Say goodbye to the Good Bike Project
Launched to much acclaim — and some criticism — four months ago, the Good Bike Project has come to something of a sad end, with many of the bright neon bikes having been vandalized, looted for parts, and left in a general state of disrepair. Always meant to be seasonal in nature, with little support from the City of Toronto, project founders Caroline Macfarlane and Vanessa Nicholas also encountered difficulty retrieving the bikes from the various neighbourhoods in which they were installed. NOW Magazine reports that the once hard to reach Councillor Gary Crawford, who spearheaded the City's endorsement of the Good Bike back in June, finally offered to help collect the bikes last week, but there's still the question of what led to the project's struggles in the first place.
It started rather auspiciously, but in hindsight, it seems inevitable that the bikes were destined to fall into disarray. Part of this has to do with the limited support the artists received, and part of it likely has to do with the nature of the project itself. Although the abandoned bikes that were used for the project came from the City, without any significant funding in place, these spray-painted specimens were never given proper identification on the street. This might have been by design, but months after the first bikes were installed, loads of people still didn't know that they were part of an art project. Many of them just looked, well, abandoned. Colourful, yes — but in the absence of the flower basket of the original version, I suspect that not everyone was convinced that they beautified the streetscape.
Vandalism of the bikes came often and early. Not necessarily a bad thing — the project was, after all, a sort of graffiti itself — the artists took the various interventions in stride. But as the summer wore on, a number of the bikes had been stripped of their parts, and looked every bit the eye-sore that Macfarlane and Nicholas had sought to combat in the first place. While there were plenty of bikes that remained in decent shape, there were enough beat-up ones to put a damper on the project as a whole.

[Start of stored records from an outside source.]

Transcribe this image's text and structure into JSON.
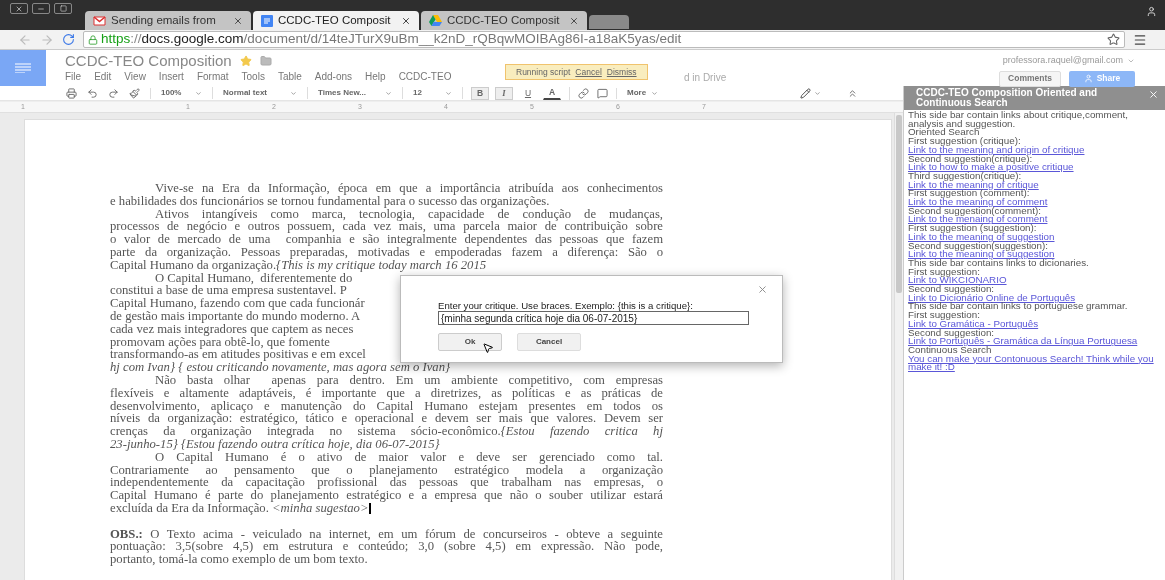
{
  "browser": {
    "tabs": [
      {
        "title": "Sending emails from",
        "selected": false
      },
      {
        "title": "CCDC-TEO Composit",
        "selected": true
      },
      {
        "title": "CCDC-TEO Composit",
        "selected": false
      }
    ],
    "url": {
      "scheme": "https",
      "separator": "://",
      "host": "docs.google.com",
      "path": "/document/d/14teJTurX9uBm__k2nD_rQBqwMOIBAg86I-a18aK5yas/edit"
    }
  },
  "doc": {
    "title": "CCDC-TEO Composition",
    "starred": true,
    "menu": [
      "File",
      "Edit",
      "View",
      "Insert",
      "Format",
      "Tools",
      "Table",
      "Add-ons",
      "Help",
      "CCDC-TEO"
    ],
    "save_status": "d in Drive",
    "toast": {
      "text": "Running script",
      "actions": [
        "Cancel",
        "Dismiss"
      ]
    },
    "account": "professora.raquel@gmail.com",
    "comments_button": "Comments",
    "share_button": "Share"
  },
  "toolbar": {
    "zoom": "100%",
    "style": "Normal text",
    "font": "Times New...",
    "size": "12",
    "format": [
      {
        "label": "B",
        "selected": true
      },
      {
        "label": "I",
        "selected": true
      },
      {
        "label": "U",
        "selected": false
      },
      {
        "label": "A",
        "selected": false
      }
    ],
    "more": "More"
  },
  "ruler": [
    "1",
    "1",
    "2",
    "3",
    "4",
    "5",
    "6",
    "7"
  ],
  "paragraphs": [
    {
      "indented": true,
      "lines": [
        {
          "text": "Vive-se na Era da Informação, época em que a importância atribuída aos conhecimentos",
          "kind": "justified"
        },
        {
          "text": "e habilidades dos funcionários se tornou fundamental para o sucesso das organizações.",
          "kind": "ragged"
        }
      ]
    },
    {
      "indented": true,
      "lines": [
        {
          "text": "Ativos intangíveis como marca, tecnologia, capacidade de condução de mudanças,",
          "kind": "justified"
        },
        {
          "text": "processos de negócio e outros possuem, cada vez mais, uma parcela maior de contribuição sobre",
          "kind": "justified"
        },
        {
          "text": "o valor de mercado de uma  companhia e são integralmente dependentes das pessoas que fazem",
          "kind": "justified"
        },
        {
          "text": "parte da organização. Pessoas preparadas, motivadas e empoderadas fazem a diferença: São o",
          "kind": "justified"
        },
        {
          "text": "Capital Humano da organização.*{This is my critique today march 16 2015*",
          "kind": "ragged"
        }
      ]
    },
    {
      "indented": true,
      "lines": [
        {
          "text": "O Capital Humano,  diferentemente do",
          "kind": "cut"
        },
        {
          "text": "constitui a base de uma empresa sustentavel. P",
          "kind": "cut"
        },
        {
          "text": "Capital Humano, fazendo com que cada funcionár",
          "kind": "cut"
        },
        {
          "text": "de gestão mais importante do mundo moderno. A",
          "kind": "cut"
        },
        {
          "text": "cada vez mais integradores que captem as neces",
          "kind": "cut"
        },
        {
          "text": "promovam ações para obtê-lo, que fomente",
          "kind": "cut"
        },
        {
          "text": "transformando-as em atitudes positivas e em excel",
          "kind": "cut"
        },
        {
          "text": "*hj com Ivan} { estou criticando novamente, mas agora sem o Ivan}*",
          "kind": "ragged"
        }
      ]
    },
    {
      "indented": true,
      "lines": [
        {
          "text": "Não basta olhar  apenas para dentro. Em um ambiente competitivo, com empresas",
          "kind": "justified"
        },
        {
          "text": "flexíveis e altamente adaptáveis, é importante que a diretrizes, as políticas e as práticas de",
          "kind": "justified"
        },
        {
          "text": "desenvolvimento, aplicaço e manutenção do Capital Humano estejam presentes em todos os",
          "kind": "justified"
        },
        {
          "text": "níveis da organização: estratégico, tático e operacional e devem ser mais que valores. Devem ser",
          "kind": "justified"
        },
        {
          "text": "crenças da organização integrada no sistema sócio-econômico.*{Estou fazendo critica hj*",
          "kind": "justified"
        },
        {
          "text": "*23-junho-15} {Estou fazendo outra crítica hoje, dia 06-07-2015}*",
          "kind": "ragged"
        }
      ]
    },
    {
      "indented": true,
      "lines": [
        {
          "text": "O Capital Humano é o ativo de maior valor e deve ser gerenciado como tal.",
          "kind": "justified"
        },
        {
          "text": "Contrariamente ao pensamento que o planejamento estratégico modela a organização",
          "kind": "justified"
        },
        {
          "text": "independentemente da capacitação profissional das pessoas que trabalham nas empresas, o",
          "kind": "justified"
        },
        {
          "text": "Capital Humano é parte do planejamento estratégico e a empresa que não o souber utilizar estará",
          "kind": "justified"
        },
        {
          "text": "excluída da Era da Informação. *<minha sugestao>*",
          "kind": "ragged"
        }
      ]
    },
    {
      "indented": false,
      "lines": [
        {
          "text": "**OBS.:** O Texto acima - veiculado na internet, em um fórum de concurseiros - obteve a seguinte",
          "kind": "justified"
        },
        {
          "text": "pontuação: 3,5(sobre 4,5) em estrutura e conteúdo; 3,0 (sobre 4,5) em expressão. Não pode,",
          "kind": "justified"
        },
        {
          "text": "portanto, tomá-la como exemplo de um bom texto.",
          "kind": "ragged"
        }
      ]
    }
  ],
  "dialog": {
    "label": "Enter your critique. Use braces. Exemplo: {this is a critique}:",
    "value": "{minha segunda crítica hoje dia 06-07-2015}",
    "ok": "Ok",
    "cancel": "Cancel"
  },
  "sidebar": {
    "title": "CCDC-TEO Composition Oriented and Continuous Search",
    "items": [
      {
        "kind": "text",
        "text": "This side bar contain links about critique,comment, analysis and suggestion."
      },
      {
        "kind": "text",
        "text": "Oriented Search"
      },
      {
        "kind": "text",
        "text": "First suggestion (critique):"
      },
      {
        "kind": "link",
        "text": "Link to the meaning and origin of critique"
      },
      {
        "kind": "text",
        "text": "Second suggestion(critique):"
      },
      {
        "kind": "link",
        "text": "Link to how to make a positive critique"
      },
      {
        "kind": "text",
        "text": "Third suggestion(critique):"
      },
      {
        "kind": "link",
        "text": "Link to the meaning of critique"
      },
      {
        "kind": "text",
        "text": "First suggestion (comment):"
      },
      {
        "kind": "link",
        "text": "Link to the meaning of comment"
      },
      {
        "kind": "text",
        "text": "Second suggestion(comment):"
      },
      {
        "kind": "link",
        "text": "Link to the menaing of comment"
      },
      {
        "kind": "text",
        "text": "First suggestion (suggestion):"
      },
      {
        "kind": "link",
        "text": "Link to the meaning of suggestion"
      },
      {
        "kind": "text",
        "text": "Second suggestion(suggestion):"
      },
      {
        "kind": "link",
        "text": "Link to the meaning of suggestion"
      },
      {
        "kind": "text",
        "text": "This side bar contains links to dicionaries."
      },
      {
        "kind": "text",
        "text": "First suggestion:"
      },
      {
        "kind": "link",
        "text": "Link to WIKCIONARIO"
      },
      {
        "kind": "text",
        "text": "Second suggestion:"
      },
      {
        "kind": "link",
        "text": "Link to Dicionário Online de Português"
      },
      {
        "kind": "text",
        "text": "This side bar contain links to portuguese grammar."
      },
      {
        "kind": "text",
        "text": "First suggestion:"
      },
      {
        "kind": "link",
        "text": "Link to Gramática - Português"
      },
      {
        "kind": "text",
        "text": "Second suggestion:"
      },
      {
        "kind": "link",
        "text": "Link to Português - Gramática da Língua Portuguesa"
      },
      {
        "kind": "text",
        "text": "Continuous Search"
      },
      {
        "kind": "link",
        "text": "You can make your Contonuous Search! Think while you make it! :D"
      }
    ]
  }
}
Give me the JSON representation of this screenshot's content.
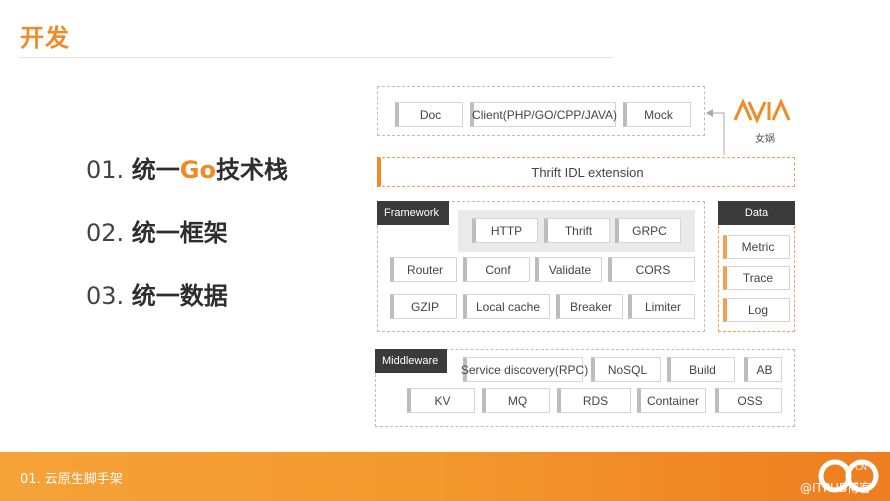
{
  "slide": {
    "title": "开发",
    "points": [
      {
        "num": "01. ",
        "text_before": "统一",
        "highlight": "Go",
        "text_after": "技术栈"
      },
      {
        "num": "02. ",
        "text": "统一框架"
      },
      {
        "num": "03. ",
        "text": "统一数据"
      }
    ],
    "footer_label": "01. 云原生脚手架",
    "footer_logo_text": "CN",
    "watermark": "@ITPUB博客"
  },
  "diagram": {
    "top_boxes": [
      "Doc",
      "Client(PHP/GO/CPP/JAVA)",
      "Mock"
    ],
    "logo_caption": "女娲",
    "idl": "Thrift IDL extension",
    "framework": {
      "label": "Framework",
      "protocols": [
        "HTTP",
        "Thrift",
        "GRPC"
      ],
      "row1": [
        "Router",
        "Conf",
        "Validate",
        "CORS"
      ],
      "row2": [
        "GZIP",
        "Local cache",
        "Breaker",
        "Limiter"
      ]
    },
    "data": {
      "label": "Data",
      "items": [
        "Metric",
        "Trace",
        "Log"
      ]
    },
    "middleware": {
      "label": "Middleware",
      "row1": [
        "Service discovery(RPC)",
        "NoSQL",
        "Build",
        "AB"
      ],
      "row2": [
        "KV",
        "MQ",
        "RDS",
        "Container",
        "OSS"
      ]
    },
    "colors": {
      "accent": "#f08a24",
      "dark_label": "#3b3b3b",
      "border": "#bdbdbd"
    }
  }
}
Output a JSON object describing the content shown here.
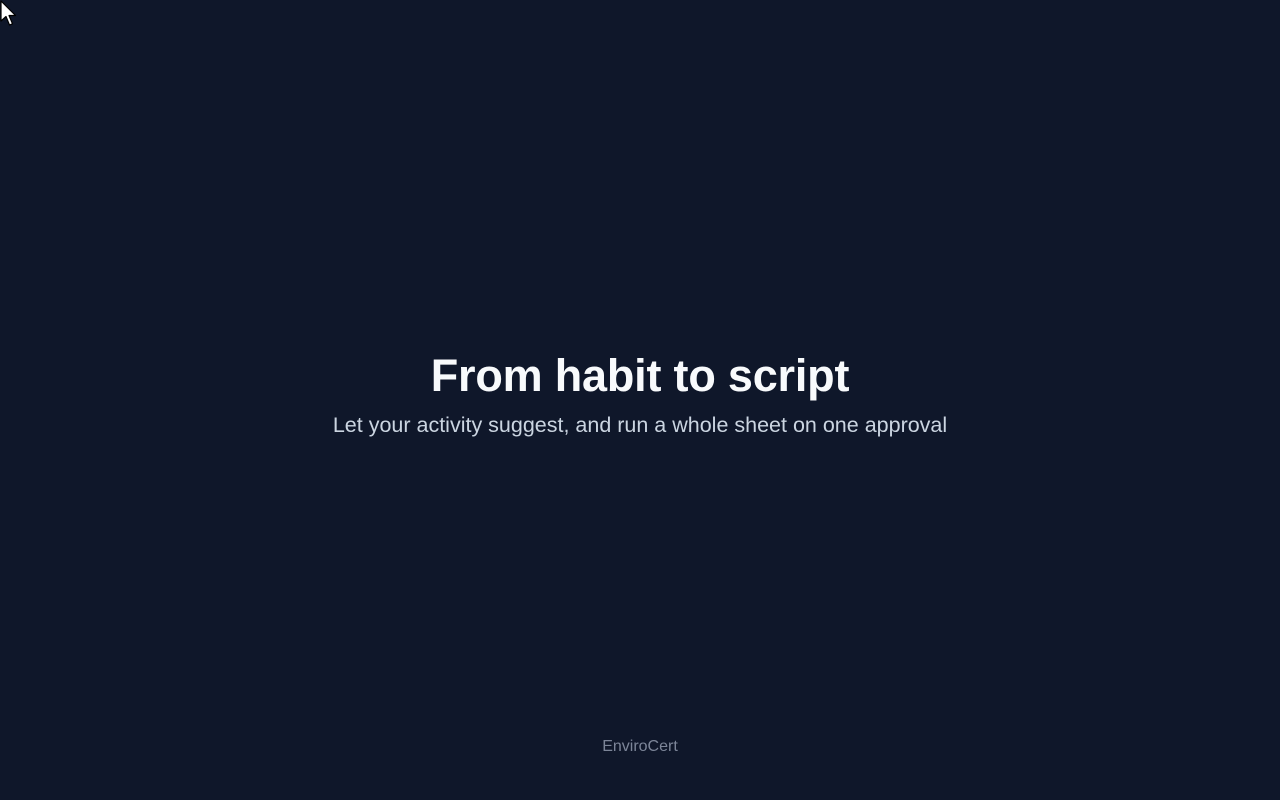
{
  "hero": {
    "title": "From habit to script",
    "subtitle": "Let your activity suggest, and run a whole sheet on one approval"
  },
  "footer": {
    "brand": "EnviroCert"
  },
  "colors": {
    "background": "#0f172a",
    "title": "#f8fafc",
    "subtitle": "#cbd5e1",
    "footer": "#7c8598"
  },
  "cursor": {
    "icon": "arrow-pointer-icon"
  }
}
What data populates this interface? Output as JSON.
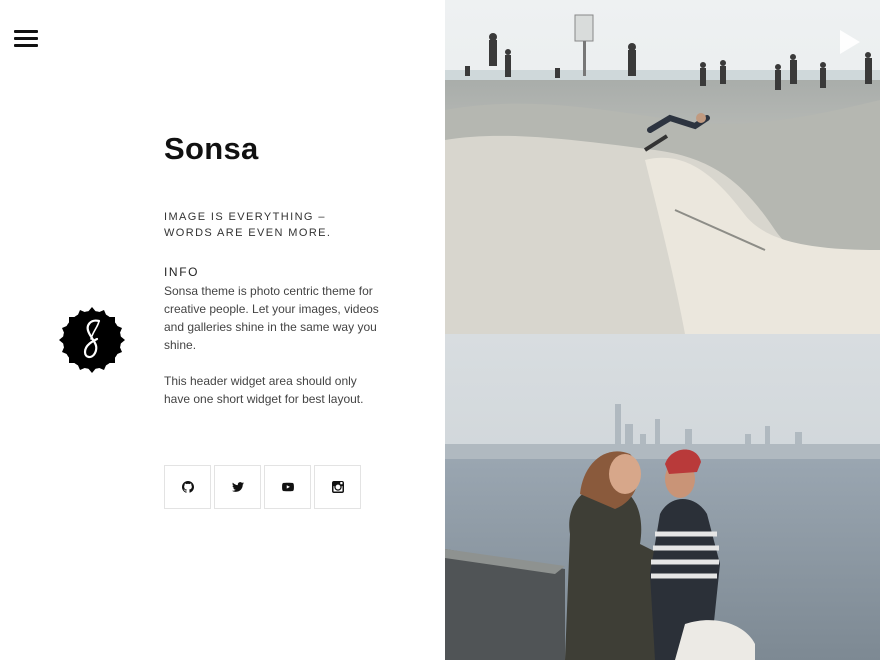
{
  "site": {
    "title": "Sonsa",
    "tagline": "IMAGE IS EVERYTHING – WORDS ARE EVEN MORE."
  },
  "widget": {
    "title": "INFO",
    "paragraphs": [
      "Sonsa theme is photo centric theme for creative people. Let your images, videos and galleries shine in the same way you shine.",
      "This header widget area should only have one short widget for best layout."
    ]
  },
  "social": [
    {
      "name": "github",
      "icon": "github-icon"
    },
    {
      "name": "twitter",
      "icon": "twitter-icon"
    },
    {
      "name": "youtube",
      "icon": "youtube-icon"
    },
    {
      "name": "instagram",
      "icon": "instagram-icon"
    }
  ],
  "icons": {
    "menu": "hamburger-menu-icon",
    "logo": "sonsa-logo-seal",
    "slider_next": "play-icon"
  },
  "photos": [
    {
      "subject": "skatepark"
    },
    {
      "subject": "couple-by-waterfront"
    }
  ],
  "colors": {
    "text": "#111111",
    "border": "#e3e3e3",
    "background": "#ffffff"
  }
}
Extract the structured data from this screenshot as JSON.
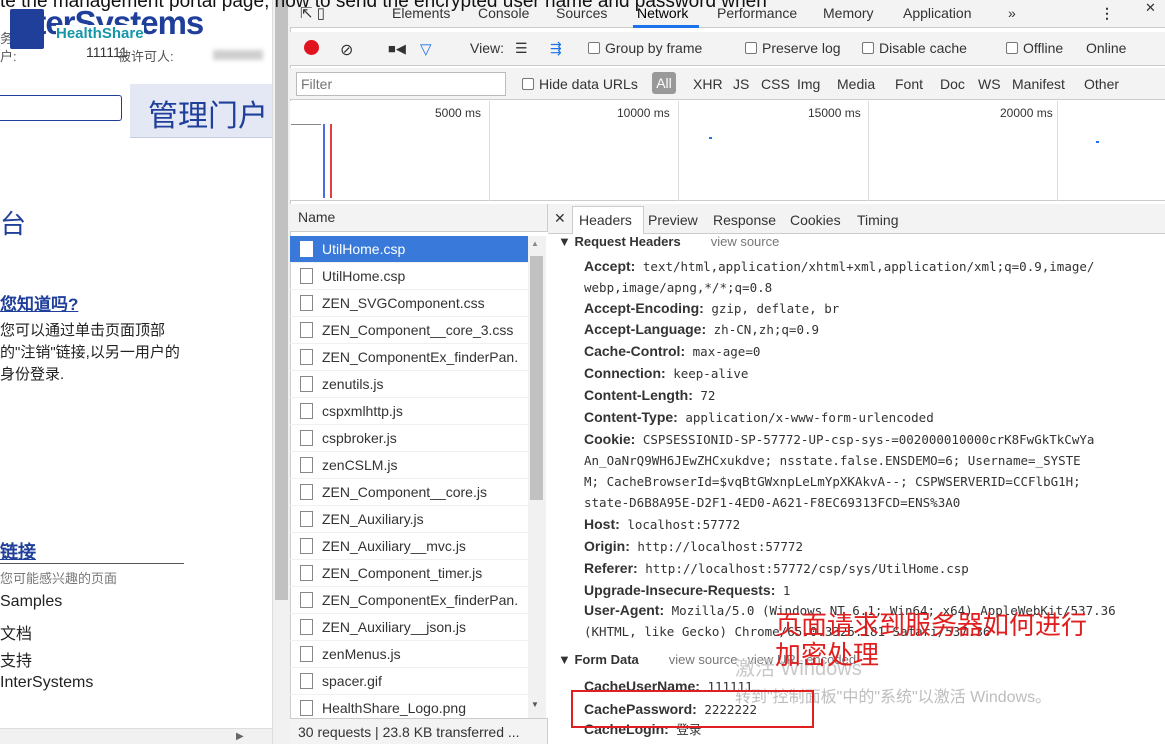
{
  "question_overlay": "te the management portal page, how to send the encrypted user name and password when",
  "portal": {
    "logo_text": "InterSystems",
    "logo_sub": "HealthShare",
    "server_label": "务器",
    "user_label": "户:",
    "user_value": "111111",
    "license_label": "被许可人:",
    "title": "管理门户",
    "heading": "台",
    "did_you_know": "您知道吗?",
    "tip": "您可以通过单击页面顶部\n的\"注销\"链接,以另一用户的\n身份登录.",
    "links_heading": "链接",
    "links_sub": "您可能感兴趣的页面",
    "links": [
      "Samples",
      "文档",
      "支持",
      "InterSystems"
    ]
  },
  "devtools": {
    "tabs": [
      "Elements",
      "Console",
      "Sources",
      "Network",
      "Performance",
      "Memory",
      "Application",
      "»"
    ],
    "active_tab": "Network",
    "toolbar": {
      "view_label": "View:",
      "group_by_frame": "Group by frame",
      "preserve_log": "Preserve log",
      "disable_cache": "Disable cache",
      "offline": "Offline",
      "online": "Online"
    },
    "filter_placeholder": "Filter",
    "hide_data_urls": "Hide data URLs",
    "types": [
      "All",
      "XHR",
      "JS",
      "CSS",
      "Img",
      "Media",
      "Font",
      "Doc",
      "WS",
      "Manifest",
      "Other"
    ],
    "timeline_labels": [
      "5000 ms",
      "10000 ms",
      "15000 ms",
      "20000 ms"
    ],
    "name_header": "Name",
    "requests": [
      "UtilHome.csp",
      "UtilHome.csp",
      "ZEN_SVGComponent.css",
      "ZEN_Component__core_3.css",
      "ZEN_ComponentEx_finderPan.",
      "zenutils.js",
      "cspxmlhttp.js",
      "cspbroker.js",
      "zenCSLM.js",
      "ZEN_Component__core.js",
      "ZEN_Auxiliary.js",
      "ZEN_Auxiliary__mvc.js",
      "ZEN_Component_timer.js",
      "ZEN_ComponentEx_finderPan.",
      "ZEN_Auxiliary__json.js",
      "zenMenus.js",
      "spacer.gif",
      "HealthShare_Logo.png"
    ],
    "status": "30 requests | 23.8 KB transferred ...",
    "detail_tabs": [
      "Headers",
      "Preview",
      "Response",
      "Cookies",
      "Timing"
    ],
    "request_headers_title": "Request Headers",
    "view_source": "view source",
    "headers": [
      {
        "k": "Accept:",
        "v": "text/html,application/xhtml+xml,application/xml;q=0.9,image/\nwebp,image/apng,*/*;q=0.8"
      },
      {
        "k": "Accept-Encoding:",
        "v": "gzip, deflate, br"
      },
      {
        "k": "Accept-Language:",
        "v": "zh-CN,zh;q=0.9"
      },
      {
        "k": "Cache-Control:",
        "v": "max-age=0"
      },
      {
        "k": "Connection:",
        "v": "keep-alive"
      },
      {
        "k": "Content-Length:",
        "v": "72"
      },
      {
        "k": "Content-Type:",
        "v": "application/x-www-form-urlencoded"
      },
      {
        "k": "Cookie:",
        "v": "CSPSESSIONID-SP-57772-UP-csp-sys-=002000010000crK8FwGkTkCwYa\nAn_OaNrQ9WH6JEwZHCxukdve; nsstate.false.ENSDEMO=6; Username=_SYSTE\nM; CacheBrowserId=$vqBtGWxnpLeLmYpXKAkvA--; CSPWSERVERID=CCFlbG1H;\nstate-D6B8A95E-D2F1-4ED0-A621-F8EC69313FCD=ENS%3A0"
      },
      {
        "k": "Host:",
        "v": "localhost:57772"
      },
      {
        "k": "Origin:",
        "v": "http://localhost:57772"
      },
      {
        "k": "Referer:",
        "v": "http://localhost:57772/csp/sys/UtilHome.csp"
      },
      {
        "k": "Upgrade-Insecure-Requests:",
        "v": "1"
      },
      {
        "k": "User-Agent:",
        "v": "Mozilla/5.0 (Windows NT 6.1; Win64; x64) AppleWebKit/537.36\n(KHTML, like Gecko) Chrome/65.0.3325.181 Safari/537.36"
      }
    ],
    "form_data_title": "Form Data",
    "view_url_encoded": "view URL encoded",
    "form_data": [
      {
        "k": "CacheUserName:",
        "v": "111111"
      },
      {
        "k": "CachePassword:",
        "v": "2222222"
      },
      {
        "k": "CacheLogin:",
        "v": "登录"
      }
    ]
  },
  "annotation": "页面请求到服务器如何进行\n加密处理",
  "watermark": {
    "line1": "激活 Windows",
    "line2": "转到\"控制面板\"中的\"系统\"以激活 Windows。"
  },
  "colors": {
    "accent": "#1a73e8",
    "record": "#e0141e",
    "annotation": "#e02020",
    "brand": "#1f3f9a",
    "selected_row": "#3879d9"
  }
}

Would official labels from the City have helped the Good Bike Project? Maybe. Although an identification system might not have been in the spirit of the original bike, I can't help but think that the installations would have been treated with greater respect had the purpose of the project been made clear to all those passing by. While there were lots of photo ops at city hall when the project was first pitched and approved, one gets the sense that City took the DIY description of the project quite literally, and wasn't particularly interested in keeping the good bikes in good shape.